Gabon : une dette publique projetée à 94,3 % du pib d’ici 2027
Le Gabon voit sa dette publique s’envoler et pourrait atteindre 94,3 % de son produit intérieur brut (PIB) d’ici 2027, selon les dernières projections budgétaires présentées à Libreville. Cette tendance, amorcée sous la présidence de transition puis confirmée avec l’arrivée du général Brice Clotaire Oligui Nguema, place le pays en situation de dépassement des critères de convergence de la Communauté économique et monétaire de l’Afrique centrale (CEMAC), fixés à 70 % du PIB.
Un endettement en accélération malgré les ressources naturelles
Malgré une rente pétrolière toujours significative et la reprise des cours du manganèse — dont le Gabon figure parmi les premiers producteurs mondiaux — les finances publiques gabonaises peinent à stabiliser leur niveau d’endettement. Le poids du service de la dette grignote une part croissante des recettes de l’État, limitant drastiquement les marges de manœuvre pour investir dans les infrastructures ou les services publics essentiels.
Cette situation s’est encore complexifiée en 2024, lorsque le Fonds monétaire international (FMI) a suspendu ses décaissements dans le cadre d’un programme de crédit, pointant du doigt des lacunes en matière de gouvernance financière et un gonflement des dépenses publiques. Privé d’un soutien multilatéral, Libreville se tourne davantage vers les marchés régionaux des titres publics et des financements bilatéraux, dont les coûts d’emprunt restent bien supérieurs à ceux des prêts concessionnels.
Relance économique par la dépense : un pari aux conséquences lourdes
Depuis son arrivée au pouvoir en août 2023, succédant à Ali Bongo Ondimba, le général Oligui Nguema a fait de la commande publique un pilier de sa légitimité politique. Les projets d’infrastructures routières, la rénovation d’équipements sociaux et les programmes de logements ont été multipliés, avec une communication mettant en avant une rupture avec les pratiques antérieures. Pourtant, cette politique de relance a creusé le déficit primaire et généré d’importants arriérés de paiement envers les fournisseurs de l’État.

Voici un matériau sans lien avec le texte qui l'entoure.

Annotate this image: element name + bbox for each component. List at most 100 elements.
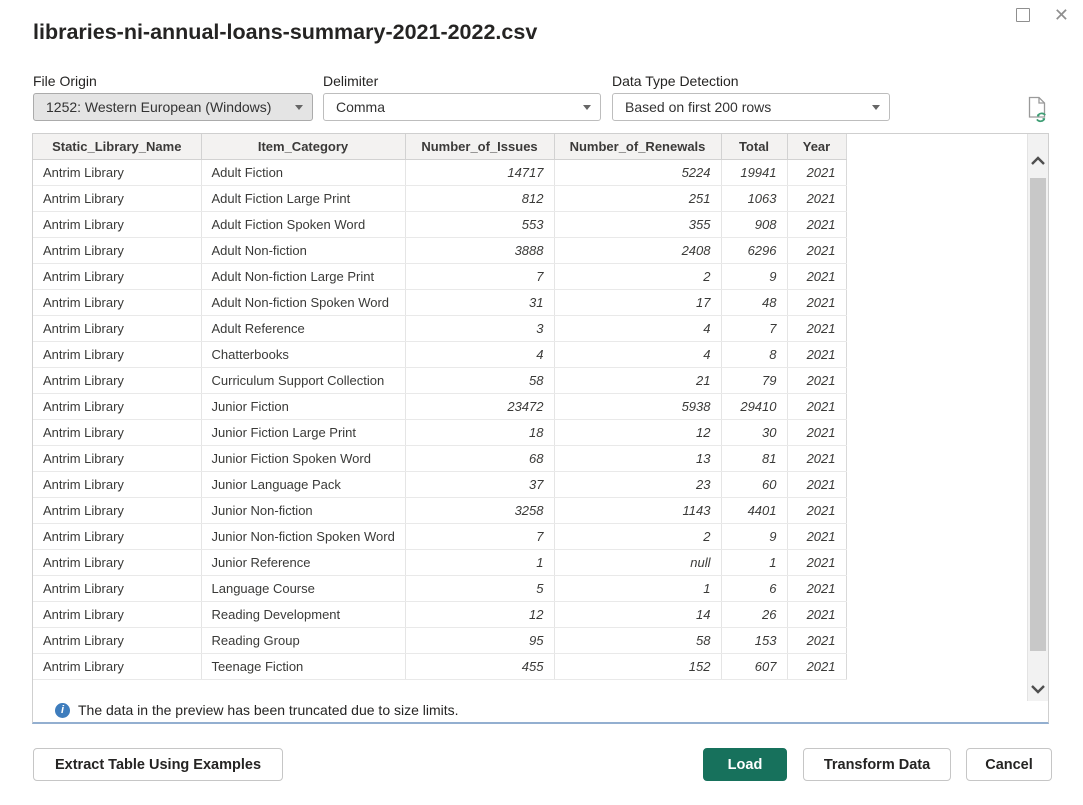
table-cell: 2021 [787, 341, 847, 368]
table-cell: Antrim Library [33, 211, 202, 238]
table-row: Antrim Library Adult Fiction Large Print 8… [33, 185, 847, 212]
delimiter-label: Delimiter [323, 73, 379, 89]
table-cell: 17 [554, 289, 722, 316]
table-cell: Junior Non-fiction Spoken Word [201, 523, 406, 550]
table-cell: 14717 [405, 159, 555, 186]
table-row: Antrim Library Curriculum Support Collect… [33, 367, 847, 394]
table-cell: 2 [554, 523, 722, 550]
table-cell: Junior Fiction [201, 393, 406, 420]
file-origin-select[interactable]: 1252: Western European (Windows) [33, 93, 313, 121]
table-cell: 1 [721, 549, 788, 576]
table-row: Antrim Library Junior Non-fiction Spoken … [33, 523, 847, 550]
table-cell: Junior Language Pack [201, 471, 406, 498]
table-cell: Antrim Library [33, 549, 202, 576]
table-cell: 2 [554, 263, 722, 290]
table-cell: Antrim Library [33, 185, 202, 212]
window-controls: ✕ [1015, 5, 1069, 25]
table-cell: 2021 [787, 627, 847, 654]
table-cell: 2021 [787, 471, 847, 498]
preview-table-body: Antrim Library Adult Fiction 14717 5224 1994… [33, 159, 847, 680]
table-cell: 68 [405, 445, 555, 472]
table-cell: Antrim Library [33, 627, 202, 654]
table-cell: 2408 [554, 237, 722, 264]
close-icon[interactable]: ✕ [1053, 5, 1069, 25]
table-cell: 6296 [721, 237, 788, 264]
chevron-down-icon [872, 105, 880, 110]
column-header: Total [721, 134, 788, 160]
cancel-button[interactable]: Cancel [966, 748, 1052, 781]
table-row: Antrim Library Junior Fiction Spoken Word… [33, 445, 847, 472]
table-cell: Adult Non-fiction [201, 237, 406, 264]
data-type-detection-select[interactable]: Based on first 200 rows [612, 93, 890, 121]
table-cell: 152 [554, 653, 722, 680]
scroll-down-icon[interactable] [1031, 684, 1045, 694]
table-cell: Antrim Library [33, 445, 202, 472]
refresh-preview-icon[interactable] [1025, 96, 1049, 123]
table-cell: 3258 [405, 497, 555, 524]
table-cell: 9 [721, 523, 788, 550]
table-cell: Antrim Library [33, 367, 202, 394]
table-row: Antrim Library Teenage Fiction 455 152 607 20… [33, 653, 847, 680]
table-cell: 58 [554, 627, 722, 654]
table-cell: Antrim Library [33, 471, 202, 498]
table-cell: 2021 [787, 601, 847, 628]
table-row: Antrim Library Adult Fiction 14717 5224 1994… [33, 159, 847, 186]
table-cell: Chatterbooks [201, 341, 406, 368]
table-cell: 48 [721, 289, 788, 316]
table-cell: Antrim Library [33, 523, 202, 550]
table-cell: 2021 [787, 445, 847, 472]
scrollbar-thumb[interactable] [1030, 178, 1046, 651]
table-cell: 355 [554, 211, 722, 238]
table-header-row: Static_Library_Name Item_Category Number_o… [33, 134, 847, 160]
table-row: Antrim Library Language Course 5 1 6 2021 [33, 575, 847, 602]
table-cell: 4 [554, 341, 722, 368]
info-icon: i [55, 702, 70, 718]
maximize-icon[interactable] [1015, 8, 1030, 22]
table-cell: 19941 [721, 159, 788, 186]
scroll-up-icon[interactable] [1031, 156, 1045, 166]
table-cell: 18 [405, 419, 555, 446]
table-cell: 2021 [787, 289, 847, 316]
table-cell: 58 [405, 367, 555, 394]
extract-table-using-examples-button[interactable]: Extract Table Using Examples [33, 748, 283, 781]
data-type-detection-label: Data Type Detection [612, 73, 739, 89]
table-cell: 23472 [405, 393, 555, 420]
table-cell: 7 [721, 315, 788, 342]
table-cell: 2021 [787, 263, 847, 290]
table-cell: 2021 [787, 185, 847, 212]
table-cell: 9 [721, 263, 788, 290]
column-header: Static_Library_Name [33, 134, 202, 160]
table-cell: Adult Fiction [201, 159, 406, 186]
table-cell: Antrim Library [33, 159, 202, 186]
table-cell: Antrim Library [33, 341, 202, 368]
table-row: Antrim Library Junior Fiction 23472 5938 294… [33, 393, 847, 420]
table-row: Antrim Library Adult Non-fiction Spoken W… [33, 289, 847, 316]
column-header: Year [787, 134, 847, 160]
data-type-detection-value: Based on first 200 rows [625, 99, 772, 115]
table-cell: 12 [554, 419, 722, 446]
transform-data-button[interactable]: Transform Data [803, 748, 951, 781]
table-cell: Antrim Library [33, 393, 202, 420]
table-cell: Antrim Library [33, 289, 202, 316]
table-cell: 1063 [721, 185, 788, 212]
column-header: Number_of_Renewals [554, 134, 722, 160]
table-cell: Antrim Library [33, 237, 202, 264]
chevron-down-icon [295, 105, 303, 110]
truncation-notice-text: The data in the preview has been truncat… [78, 702, 459, 718]
delimiter-select[interactable]: Comma [323, 93, 601, 121]
table-cell: 81 [721, 445, 788, 472]
table-cell: 3 [405, 315, 555, 342]
table-row: Antrim Library Junior Non-fiction 3258 1143… [33, 497, 847, 524]
table-cell: Reading Group [201, 627, 406, 654]
load-button[interactable]: Load [703, 748, 787, 781]
table-cell: 8 [721, 341, 788, 368]
table-cell: 79 [721, 367, 788, 394]
table-cell: Antrim Library [33, 315, 202, 342]
table-cell: Antrim Library [33, 601, 202, 628]
table-cell: 1 [405, 549, 555, 576]
vertical-scrollbar[interactable] [1027, 134, 1048, 701]
file-origin-value: 1252: Western European (Windows) [46, 99, 272, 115]
table-cell: Antrim Library [33, 263, 202, 290]
table-row: Antrim Library Adult Non-fiction 3888 2408 6… [33, 237, 847, 264]
table-cell: 251 [554, 185, 722, 212]
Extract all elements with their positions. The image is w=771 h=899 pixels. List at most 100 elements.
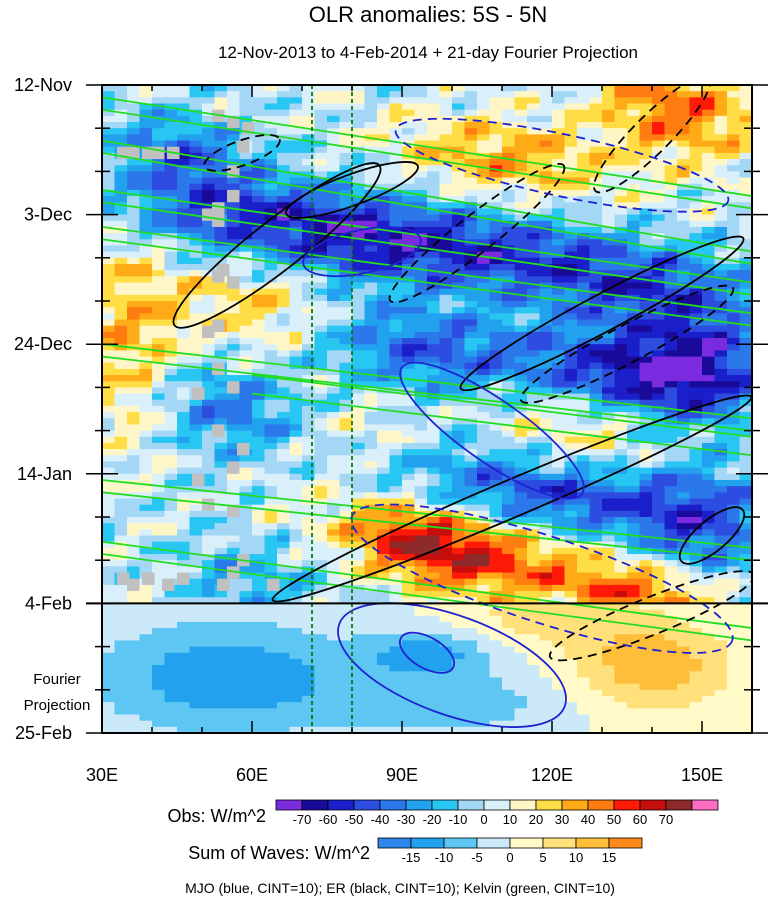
heat-cell	[314, 288, 328, 296]
heat-cell	[627, 547, 641, 555]
heat-cell	[189, 597, 203, 604]
heat-cell	[477, 307, 491, 314]
heat-cell	[464, 368, 478, 376]
heat-cell	[177, 338, 191, 345]
heat-cell	[252, 91, 266, 98]
heat-cell	[602, 226, 616, 234]
heat-cell	[614, 313, 628, 321]
heat-cell	[302, 560, 316, 567]
heat-cell	[189, 276, 203, 284]
projection-cell	[739, 640, 752, 648]
heat-cell	[202, 128, 216, 135]
heat-cell	[339, 554, 353, 561]
heat-cell	[377, 196, 391, 203]
heat-cell	[527, 97, 541, 105]
heat-cell	[502, 97, 516, 105]
heat-cell	[239, 171, 253, 179]
heat-cell	[314, 479, 328, 487]
heat-cell	[164, 276, 178, 284]
heat-cell	[389, 313, 403, 321]
heat-cell	[552, 140, 566, 148]
heat-cell	[139, 294, 153, 302]
heat-cell	[464, 122, 478, 129]
heat-cell	[639, 356, 653, 364]
heat-cell	[239, 196, 253, 203]
heat-cell	[227, 307, 241, 314]
heat-cell	[439, 109, 453, 117]
heat-cell	[352, 461, 366, 469]
heat-cell	[314, 276, 328, 284]
heat-cell	[402, 208, 416, 216]
heat-cell	[277, 97, 291, 105]
heat-cell	[527, 430, 541, 438]
heat-cell	[714, 467, 728, 475]
heat-cell	[414, 461, 428, 469]
heat-cell	[527, 566, 541, 574]
heat-cell	[427, 368, 441, 376]
heat-cell	[314, 183, 328, 191]
heat-cell	[527, 584, 541, 592]
heat-cell	[164, 412, 178, 419]
heat-cell	[739, 510, 752, 518]
heat-cell	[627, 152, 641, 160]
heat-cell	[264, 103, 278, 111]
heat-cell	[302, 128, 316, 135]
heat-cell	[589, 128, 603, 135]
heat-cell	[139, 566, 153, 574]
projection-cell	[202, 621, 216, 629]
heat-cell	[364, 473, 378, 481]
heat-cell	[427, 430, 441, 438]
heat-cell	[152, 560, 166, 567]
heat-cell	[602, 504, 616, 512]
heat-cell	[652, 442, 666, 450]
projection-cell	[177, 628, 191, 635]
projection-cell	[364, 603, 378, 611]
heat-cell	[527, 239, 541, 247]
heat-cell	[664, 319, 678, 327]
heat-cell	[239, 430, 253, 438]
heat-cell	[164, 91, 178, 98]
heat-cell	[239, 344, 253, 351]
heat-cell	[627, 146, 641, 154]
heat-cell	[139, 196, 153, 203]
heat-cell	[252, 399, 266, 407]
projection-cell	[389, 603, 403, 611]
heat-cell	[164, 301, 178, 308]
heat-cell	[502, 257, 516, 265]
heat-cell	[302, 368, 316, 376]
heat-cell	[627, 128, 641, 135]
heat-cell	[702, 270, 716, 277]
heat-cell	[402, 122, 416, 129]
heat-cell	[164, 307, 178, 314]
heat-cell	[539, 547, 553, 555]
heat-cell	[327, 251, 341, 259]
heat-cell	[302, 375, 316, 382]
heat-cell	[514, 196, 528, 203]
heat-cell	[714, 152, 728, 160]
projection-cell	[177, 621, 191, 629]
heat-cell	[489, 109, 503, 117]
heat-cell	[314, 301, 328, 308]
heat-cell	[277, 288, 291, 296]
heat-cell	[502, 479, 516, 487]
projection-cell	[127, 671, 141, 679]
heat-cell	[102, 510, 116, 518]
heat-cell	[602, 572, 616, 580]
heat-cell	[239, 510, 253, 518]
heat-cell	[639, 319, 653, 327]
heat-cell	[352, 307, 366, 314]
heat-cell	[327, 115, 341, 123]
heat-cell	[589, 214, 603, 222]
heat-cell	[277, 245, 291, 253]
heat-cell	[152, 356, 166, 364]
heat-cell	[252, 134, 266, 142]
heat-cell	[664, 566, 678, 574]
heat-cell	[439, 319, 453, 327]
heat-cell	[702, 85, 716, 92]
heat-cell	[114, 301, 128, 308]
projection-cell	[402, 628, 416, 635]
projection-cell	[689, 671, 703, 679]
heat-cell	[227, 220, 241, 228]
heat-cell	[277, 91, 291, 98]
heat-cell	[389, 257, 403, 265]
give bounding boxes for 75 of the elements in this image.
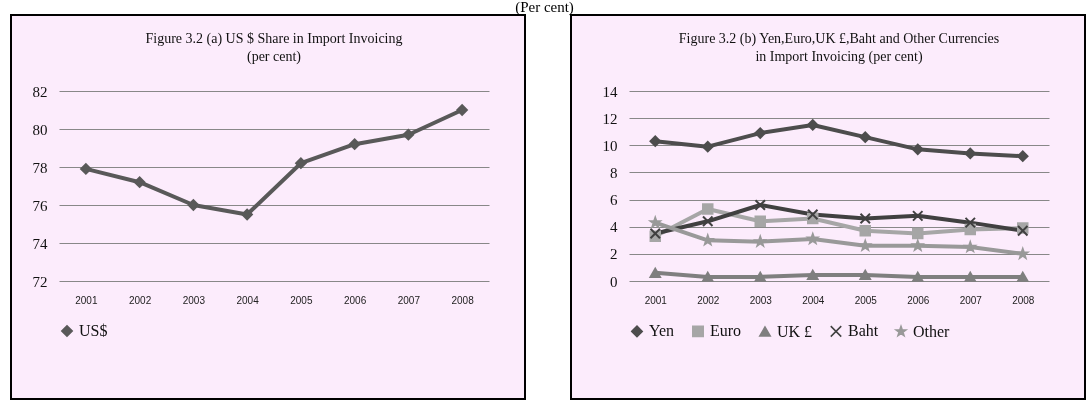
y-tick-label: 4 (610, 219, 618, 236)
point (702, 215, 714, 228)
legend-label: Baht (848, 322, 879, 340)
y-tick-label: 12 (602, 110, 618, 127)
x-tick-label: 2007 (959, 294, 983, 306)
text: (Per cent) (514, 0, 575, 15)
x-tick-label: 2008 (1012, 294, 1035, 306)
legend-label: US$ (79, 322, 108, 339)
x-tick-label: 2005 (854, 294, 878, 306)
x-tick-label: 2004 (802, 294, 825, 306)
x-tick-label: 2001 (644, 294, 668, 306)
point (1017, 150, 1029, 162)
point (912, 210, 924, 222)
y-tick-label: 78 (32, 159, 48, 176)
point (859, 269, 871, 280)
y-tick-label: 0 (610, 273, 618, 290)
x-tick-label: 2002 (697, 294, 720, 306)
point (702, 271, 714, 283)
point (187, 199, 200, 211)
point (649, 135, 661, 147)
legend-label: Yen (649, 322, 675, 340)
legend-label: Other (913, 322, 951, 340)
point (964, 216, 976, 229)
point (964, 147, 976, 160)
point (912, 143, 924, 156)
point (754, 127, 766, 139)
y-tick-label: 76 (32, 197, 48, 214)
point (754, 271, 766, 283)
point (133, 176, 146, 188)
y-tick-label: 2 (610, 246, 618, 263)
x-tick-label: 2008 (451, 294, 475, 306)
point (456, 104, 468, 116)
x-tick-label: 2007 (397, 294, 421, 306)
y-tick-label: 14 (602, 83, 618, 100)
x-tick-label: 2001 (75, 294, 98, 306)
point (649, 267, 661, 278)
point (859, 225, 871, 237)
point (702, 203, 714, 215)
point (754, 199, 766, 211)
y-tick-label: 74 (32, 235, 48, 252)
x-tick-label: 2006 (907, 294, 930, 306)
legend-label: UK £ (777, 322, 813, 340)
point (702, 232, 715, 247)
point (348, 138, 361, 150)
y-tick-label: 72 (32, 273, 48, 290)
x-tick-label: 2005 (290, 294, 313, 306)
x-tick-label: 2004 (236, 294, 260, 306)
x-tick-label: 2003 (182, 294, 206, 306)
point (80, 163, 92, 175)
x-tick-label: 2002 (129, 294, 152, 306)
point (702, 140, 714, 153)
point (1017, 271, 1029, 283)
x-tick-label: 2003 (749, 294, 773, 306)
point (295, 157, 307, 169)
point (754, 235, 766, 247)
point (241, 208, 253, 221)
point (807, 269, 819, 280)
point (912, 271, 924, 283)
point (859, 131, 871, 143)
point (859, 212, 871, 225)
chart-title: Figure 3.2 (a) US $ Share in Import Invoicing (per cent) (145, 31, 403, 65)
y-tick-label: 82 (32, 83, 48, 100)
y-tick-label: 80 (32, 121, 48, 138)
point (807, 208, 819, 221)
y-tick-label: 10 (602, 137, 618, 154)
chart-title: Figure 3.2 (b) Yen,Euro,UK £,Baht and Other Currencies in Import Invoicing (per cent) (678, 31, 1000, 65)
point (964, 271, 976, 283)
x-tick-label: 2006 (344, 294, 367, 306)
y-tick-label: 6 (610, 192, 618, 209)
point (402, 128, 415, 141)
legend-label: Euro (710, 322, 742, 340)
point (754, 215, 766, 228)
y-tick-label: 8 (610, 164, 618, 181)
point (807, 119, 819, 131)
point (912, 227, 924, 240)
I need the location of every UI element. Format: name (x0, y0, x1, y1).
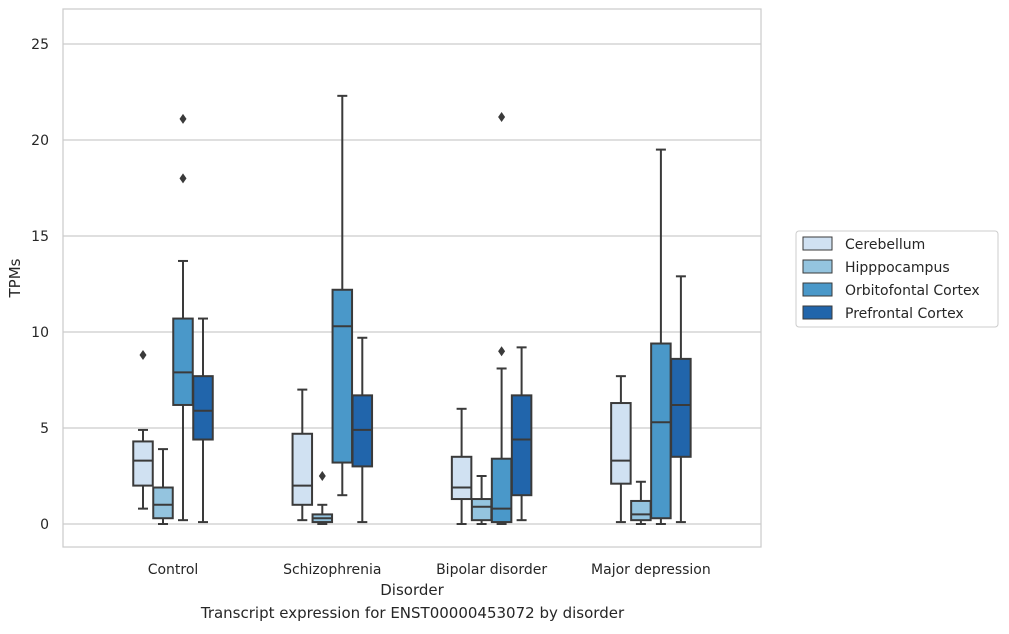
outlier-point (498, 346, 506, 357)
box-1-2 (470, 475, 493, 525)
legend: Cerebellum Hipppocampus Orbitofontal Corte… (795, 230, 999, 328)
box-body (450, 455, 473, 501)
plot-background (63, 9, 761, 547)
x-tick-label: Control (148, 562, 199, 578)
legend-swatch (802, 305, 833, 320)
box-1-1 (311, 471, 334, 525)
y-tick-label: 0 (40, 517, 49, 533)
y-axis-label: TPMs (6, 258, 24, 298)
x-tick-label: Schizophrenia (283, 562, 381, 578)
y-tick-label: 5 (40, 421, 49, 437)
box-3-3 (670, 275, 692, 524)
plot-frame (62, 8, 762, 548)
box-0-0 (132, 350, 154, 510)
legend-label: Prefrontal Cortex (845, 306, 964, 322)
x-tick-labels: Control Schizophrenia Bipolar disorder Majo… (148, 562, 711, 578)
box-body (610, 402, 632, 485)
box-0-3 (610, 375, 632, 524)
x-tick-label: Major depression (591, 562, 711, 578)
box-body (470, 498, 493, 522)
box-2-1 (331, 94, 354, 497)
box-body (152, 486, 174, 520)
outlier-point (318, 471, 326, 481)
legend-label: Hipppocampus (845, 260, 950, 276)
legend-swatch (802, 282, 833, 297)
outlier-point (498, 111, 506, 122)
legend-swatch (802, 236, 833, 251)
box-2-0 (172, 113, 194, 522)
figure-caption: Transcript expression for ENST0000045307… (200, 604, 625, 622)
x-tick-label: Bipolar disorder (436, 562, 547, 578)
outlier-point (179, 113, 187, 124)
box-body (630, 499, 652, 522)
boxes (132, 94, 692, 525)
x-axis-label: Disorder (380, 581, 444, 599)
legend-swatch (802, 259, 833, 274)
legend-label: Cerebellum (845, 237, 925, 253)
box-body (650, 342, 672, 520)
box-0-1 (291, 388, 314, 522)
box-3-1 (351, 336, 374, 524)
box-body (132, 440, 154, 487)
box-3-2 (510, 346, 533, 522)
box-3-0 (192, 317, 214, 524)
y-tick-label: 25 (31, 37, 49, 53)
box-body (510, 394, 533, 497)
y-tick-label: 10 (31, 325, 49, 341)
y-tick-label: 20 (31, 133, 49, 149)
box-body (172, 317, 194, 406)
box-body (192, 375, 214, 441)
legend-label: Orbitofontal Cortex (845, 283, 980, 299)
box-1-0 (152, 448, 174, 525)
outlier-point (139, 350, 147, 361)
box-body (670, 357, 692, 458)
box-0-2 (450, 407, 473, 525)
outlier-point (179, 173, 187, 184)
box-body (490, 457, 513, 524)
box-body (291, 432, 314, 506)
legend-frame (795, 230, 999, 328)
box-body (331, 288, 354, 464)
y-tick-label: 15 (31, 229, 49, 245)
y-tick-labels: 0 5 10 15 20 25 (31, 37, 49, 533)
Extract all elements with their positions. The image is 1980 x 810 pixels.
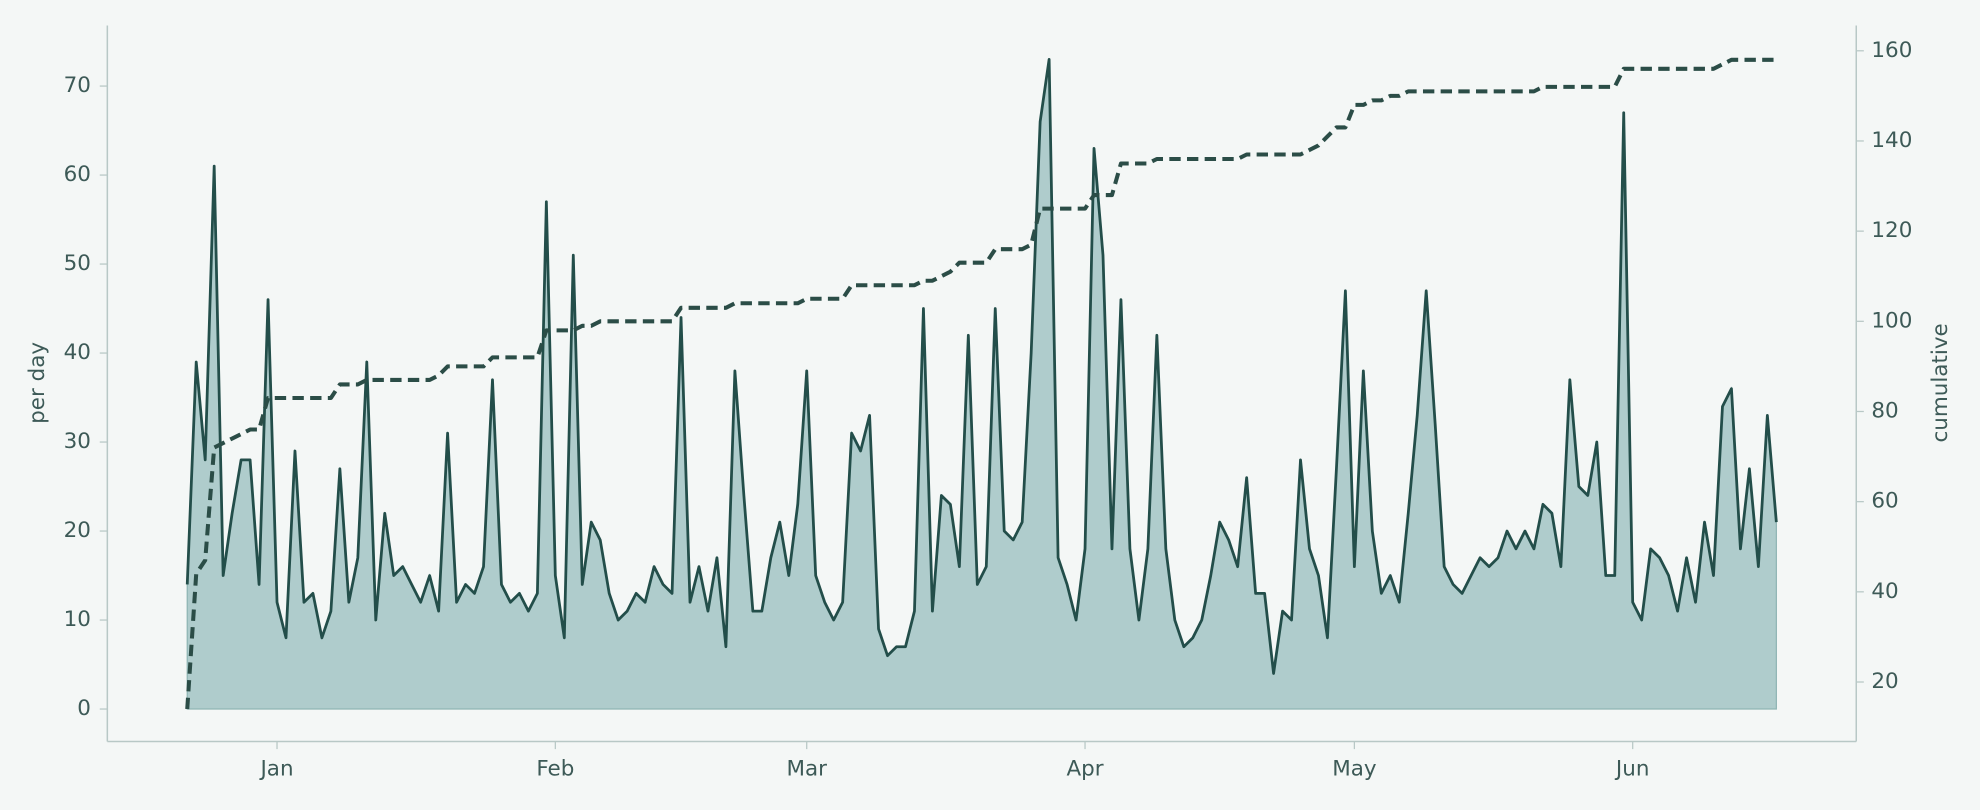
y-tick-label: 40 xyxy=(64,340,91,365)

Les documents budgétaires prévoient ainsi une progression de la dette publique de quelque 73 % du PIB en 2024 à 94,3 % en 2027. Une telle escalade en seulement trois ans illustre un basculement du budget national vers l’endettement plutôt que vers une mobilisation accrue des recettes fiscales internes. Le taux de pression fiscale du Gabon, déjà faible pour un pays à revenu intermédiaire, reste un sujet de tension récurrent avec les partenaires techniques et financiers.
Risque de dégradation de la notation souveraine et contagion régionale
Pour un État comme le Gabon, qui émet régulièrement des eurobonds sur les marchés internationaux, l’évolution de sa dette a un impact direct sur sa notation financière. Les agences de rating ont déjà ajusté à plusieurs reprises la perspective du pays, en raison de l’incertitude pesant sur la trajectoire budgétaire et la capacité à refinancer les dettes futures. Un dépassement durable du seuil des 90 % du PIB pourrait entraîner une hausse des coûts d’emprunt et une réduction du nombre d’investisseurs prêts à souscrire à ses émissions obligataires.
Dans l’espace CEMAC, l’exemple gabonais est observé avec attention par les autres États membres, qui craignent qu’un déséquilibre isolé ne fragilise la stabilité des réserves de change communes gérées par la Banque des États de l’Afrique centrale (BEAC). Les autorités monétaires régionales ont d’ailleurs multiplié les avertissements sur l’urgence d’un retour à des ratios d’endettement maîtrisés, alors que le Tchad, le Congo-Brazzaville et le Cameroun affichent eux aussi des niveaux d’endettement préoccupants.
La question de la crédibilité de la trajectoire annoncée se pose avec acuité. Le passage à un cadre constitutionnel civil, validé par le référendum de novembre 2024 et l’élection présidentielle d’avril 2025, pourrait théoriquement permettre un rétablissement des programmes de coopération financière. Toutefois, pour éviter que la dette publique ne devienne un fardeau structurel pour l’économie gabonaise, l’exécutif devra concilier ses ambitions en matière d’infrastructures avec un plan d’assainissement budgétaire rigoureux et crédible.